Un pays qui tente de respirer
Dès son arrivée à Damas, une question obsédante traverse son esprit : « C’est safe ? Il n’y a plus de check-point ? ». Malgré la chute de la dictature en décembre 2024, la peur semble persister. Le film capture avec sensibilité les premières retrouvailles : sa mère plaisantant sur les rides creusées par les années sous Bachar al-Assad, sa sœur évoquant des policiers « plus gentils ». Autant de petits signes qui laissent entrevoir un pays qui tente de retrouver son souffle.
Pourtant, les stigmates de la guerre sont omniprésents. Depuis la vitre de sa voiture, Shaza Maddad observe les ruines qui défilent en périphérie de la capitale. Son quartier d'enfance est devenu méconnaissable ; on y évoque la disparition de près de 4 000 personnes.
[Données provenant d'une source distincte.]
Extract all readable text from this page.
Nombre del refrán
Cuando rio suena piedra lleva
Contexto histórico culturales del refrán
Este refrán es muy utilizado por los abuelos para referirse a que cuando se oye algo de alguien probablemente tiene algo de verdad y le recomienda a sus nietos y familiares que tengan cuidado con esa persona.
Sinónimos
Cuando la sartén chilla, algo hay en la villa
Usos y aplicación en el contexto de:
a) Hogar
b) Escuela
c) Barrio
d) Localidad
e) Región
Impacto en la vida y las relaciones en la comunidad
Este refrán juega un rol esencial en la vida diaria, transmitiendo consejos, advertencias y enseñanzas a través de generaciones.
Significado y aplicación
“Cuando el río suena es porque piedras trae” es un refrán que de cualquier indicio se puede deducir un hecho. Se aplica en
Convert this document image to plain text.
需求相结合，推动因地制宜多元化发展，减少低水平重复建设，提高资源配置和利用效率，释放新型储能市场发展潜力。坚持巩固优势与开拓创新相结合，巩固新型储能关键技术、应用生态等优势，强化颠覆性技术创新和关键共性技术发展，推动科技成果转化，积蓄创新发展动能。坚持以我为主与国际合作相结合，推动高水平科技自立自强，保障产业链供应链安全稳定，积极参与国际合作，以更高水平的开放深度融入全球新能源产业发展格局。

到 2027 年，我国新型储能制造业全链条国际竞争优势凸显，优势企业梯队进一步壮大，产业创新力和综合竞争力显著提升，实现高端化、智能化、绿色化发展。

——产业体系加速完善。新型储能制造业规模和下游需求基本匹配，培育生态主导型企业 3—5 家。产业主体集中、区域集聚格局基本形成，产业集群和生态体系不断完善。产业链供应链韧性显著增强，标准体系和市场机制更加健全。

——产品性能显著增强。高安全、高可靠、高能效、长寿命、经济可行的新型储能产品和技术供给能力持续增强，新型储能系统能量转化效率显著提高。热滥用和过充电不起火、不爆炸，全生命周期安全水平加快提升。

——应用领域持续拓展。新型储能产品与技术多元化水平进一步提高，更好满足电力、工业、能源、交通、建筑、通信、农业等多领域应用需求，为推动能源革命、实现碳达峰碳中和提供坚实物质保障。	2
La réalisatrice part ensuite à la rencontre de ses compatriotes, recueillant des témoignages bouleversants :
- Des habitants revenus d'exil qui reconstruisent leurs maisons pierre par pierre, dans un effort solitaire.
- Une femme réclamant justice pour les siens, exécutés ou égorgés.
- Une autre qui attend depuis dix ans le retour d'un mari arrêté en pleine rue.
Entre reconstruction et fractures persistantes
Avec une sobriété remarquable, Shaza Maddad évoque sa propre détention dans une cellule de 3 mètres carrés « qui sentait la mort ». Son voyage la mène également vers Idleb, anciennement administrée par Ahmed al-Charaa, l'actuel président de transition. La région surprend par son dynamisme, avec des centres commerciaux à la manière de Dubaï qui émergent et le développement d'une classe moyenne.
La vie reprend obstinément ses droits, comme en témoignent les scènes captées à Bab Sharqi, dans le vieux Damas. On y fume la chicha, on rit ensemble entre sunnites, alaouites, chrétiens et musulmans, évoquant avec une certaine distance la « comédie noire » syrienne.
Mais la paix reste fragile. Dans les montagnes alaouites, berceau du clan Assad, les récits de massacres viennent fissurer toute lecture simpliste du conflit. Le fossé entre victimes et bourreaux d'hier demeure profond. « On a besoin de temps pour pardonner », confie la sœur de Shaza Maddad, résumant ainsi la complexité du processus de réconciliation.
Une terre promise encore à conquérir
En filmant ces lignes de faille qui traversent son pays, la réalisatrice ne cherche pas une réconciliation facile ou artificielle. La Syrie qu'elle découvre n'est ni tout à fait celle d'avant, ni encore celle de demain. C'est une terre promise dont l'horizon reste à construire, entre mémoire douloureuse et espoirs ténus.
Ce documentaire de 52 minutes, disponible en replay sur le site de LCP, offre un regard rare et nécessaire sur une nation en pleine mutation, captant avec justesse les ambiguïtés d'un retour aux sources après l'exil.